On the other hand, what if you are the one who is being restricted? Do you know what you are getting yourself into? If you can’t have a competitive business or employment wherever the other party does business, that might seem OK when you sign the contract. But suppose the restriction lasts for two years and during that time, the other party expands its business geographically or is bought by another company with a nationwide presence. In that case, you may be restricted far more than you had imagined.

And all of the above assumes that the noncompetition clause is valid in the first place. That is a big, and maybe dangerous, assumption.

Before you get too aggressive about imposing restrictions, remember that courts generally evaluate noncompetition clauses for reasonableness and enforceability on a case-by-case basis. If a clause is deemed unreasonably broad, then even though your counter-party signed it, a court might invalidate it – entirely! So you could find yourself worse off if you were supposed to be the protected party, or better off if you were supposed to be the restricted party, than if you had negotiated a less restrictive clause in the first place.

There are ways to deal with these issues without falling into quicksand. Attorneys who are well-versed in this complex area can advise on what restrictions courts typically allow. And there are drafting methods to avoid having the restrictions struck down in their entirety even if they are too broad.

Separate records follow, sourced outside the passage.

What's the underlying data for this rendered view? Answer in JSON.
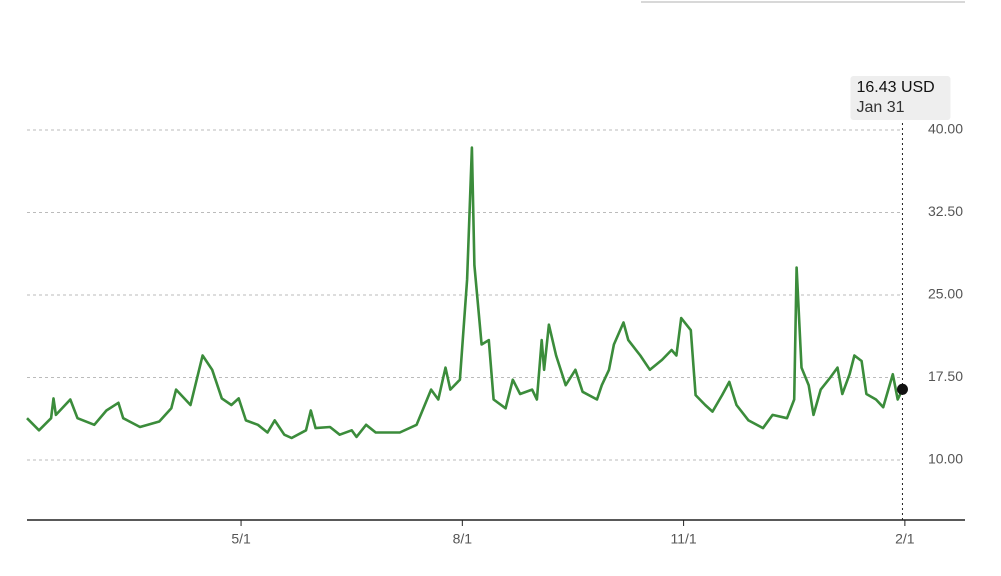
{
  "chart_data": {
    "type": "line",
    "x": [
      "2/1",
      "2/6",
      "2/11",
      "2/12",
      "2/13",
      "2/19",
      "2/22",
      "3/1",
      "3/6",
      "3/11",
      "3/13",
      "3/20",
      "3/28",
      "4/2",
      "4/4",
      "4/10",
      "4/15",
      "4/19",
      "4/23",
      "4/27",
      "4/30",
      "5/3",
      "5/8",
      "5/12",
      "5/15",
      "5/19",
      "5/22",
      "5/28",
      "5/30",
      "6/1",
      "6/7",
      "6/11",
      "6/16",
      "6/18",
      "6/22",
      "6/26",
      "7/6",
      "7/13",
      "7/19",
      "7/22",
      "7/25",
      "7/27",
      "7/31",
      "8/3",
      "8/5",
      "8/6",
      "8/9",
      "8/12",
      "8/14",
      "8/19",
      "8/22",
      "8/25",
      "8/30",
      "9/1",
      "9/3",
      "9/4",
      "9/6",
      "9/9",
      "9/13",
      "9/17",
      "9/20",
      "9/26",
      "9/28",
      "10/1",
      "10/3",
      "10/7",
      "10/9",
      "10/14",
      "10/18",
      "10/23",
      "10/27",
      "10/29",
      "10/31",
      "11/4",
      "11/6",
      "11/10",
      "11/13",
      "11/17",
      "11/20",
      "11/23",
      "11/28",
      "12/4",
      "12/8",
      "12/14",
      "12/17",
      "12/18",
      "12/20",
      "12/23",
      "12/25",
      "12/28",
      "1/1",
      "1/4",
      "1/6",
      "1/9",
      "1/11",
      "1/14",
      "1/16",
      "1/20",
      "1/23",
      "1/27",
      "1/29",
      "1/31"
    ],
    "series": [
      {
        "color": "#3b8c3b",
        "values": [
          13.8,
          12.7,
          13.8,
          15.6,
          14.1,
          15.5,
          13.8,
          13.2,
          14.5,
          15.2,
          13.8,
          13.0,
          13.5,
          14.7,
          16.4,
          15.0,
          19.5,
          18.2,
          15.6,
          15.0,
          15.6,
          13.6,
          13.2,
          12.5,
          13.6,
          12.3,
          12.0,
          12.7,
          14.5,
          12.9,
          13.0,
          12.3,
          12.7,
          12.1,
          13.2,
          12.5,
          12.5,
          13.2,
          16.4,
          15.5,
          18.4,
          16.4,
          17.3,
          26.4,
          38.4,
          27.7,
          20.5,
          20.9,
          15.5,
          14.7,
          17.3,
          16.0,
          16.4,
          15.5,
          20.9,
          18.2,
          22.3,
          19.5,
          16.8,
          18.2,
          16.2,
          15.5,
          16.8,
          18.2,
          20.5,
          22.5,
          20.9,
          19.5,
          18.2,
          19.1,
          20.0,
          19.5,
          22.9,
          21.8,
          15.9,
          15.0,
          14.4,
          15.9,
          17.1,
          15.0,
          13.6,
          12.9,
          14.1,
          13.8,
          15.5,
          27.5,
          18.4,
          16.8,
          14.1,
          16.4,
          17.5,
          18.4,
          16.0,
          17.8,
          19.5,
          19.0,
          16.0,
          15.5,
          14.8,
          17.8,
          15.5,
          16.43
        ]
      }
    ],
    "xlim": [
      "2/1",
      "2/26"
    ],
    "xticks": [
      "5/1",
      "8/1",
      "11/1",
      "2/1"
    ],
    "ylim": [
      4.55,
      40
    ],
    "yticks": [
      {
        "value": 10,
        "label": "10.00"
      },
      {
        "value": 17.5,
        "label": "17.50"
      },
      {
        "value": 25,
        "label": "25.00"
      },
      {
        "value": 32.5,
        "label": "32.50"
      },
      {
        "value": 40,
        "label": "40.00"
      }
    ],
    "grid": true,
    "annotation": {
      "value_label": "16.43 USD",
      "date_label": "Jan 31"
    }
  }
}
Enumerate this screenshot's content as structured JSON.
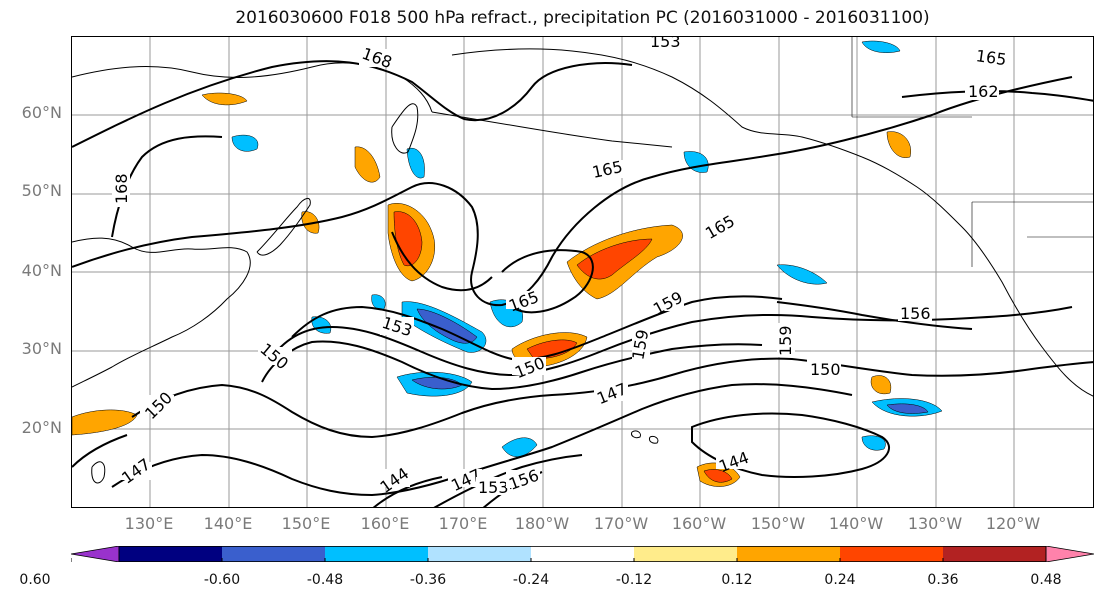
{
  "title": "2016030600 F018 500 hPa refract., precipitation PC (2016031000 - 2016031100)",
  "lat_labels": [
    "60°N",
    "50°N",
    "40°N",
    "30°N",
    "20°N"
  ],
  "lon_labels": [
    "130°E",
    "140°E",
    "150°E",
    "160°E",
    "170°E",
    "180°W",
    "170°W",
    "160°W",
    "150°W",
    "140°W",
    "130°W",
    "120°W"
  ],
  "colorbar": {
    "ticks": [
      "-0.60",
      "-0.48",
      "-0.36",
      "-0.24",
      "-0.12",
      "0.12",
      "0.24",
      "0.36",
      "0.48",
      "0.60"
    ],
    "colors": [
      "#9932cc",
      "#000080",
      "#3a5fcd",
      "#00bfff",
      "#b0e2ff",
      "#ffffff",
      "#ffec8b",
      "#ffa500",
      "#ff4500",
      "#b22222",
      "#ff82ab"
    ]
  },
  "contour_labels": [
    "168",
    "153",
    "165",
    "162",
    "168",
    "165",
    "165",
    "165",
    "153",
    "159",
    "156",
    "150",
    "159",
    "150",
    "159",
    "150",
    "147",
    "147",
    "144",
    "147",
    "150",
    "153",
    "156",
    "144"
  ]
}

If you are in a state that does not allow noncompetition restrictions (regardless of reasonableness), you need legal advice up front about that, so you can structure the other terms of your deal to make it worthwhile, knowing that you cannot restrict competition when the contract ends.

So given all of the surprises you could encounter when you try to negotiate or enforce a noncompetition clause (or try to avoid one), don’t be surprised if the noncompetition clause of your contract turns out to be the most time-consuming one to complete.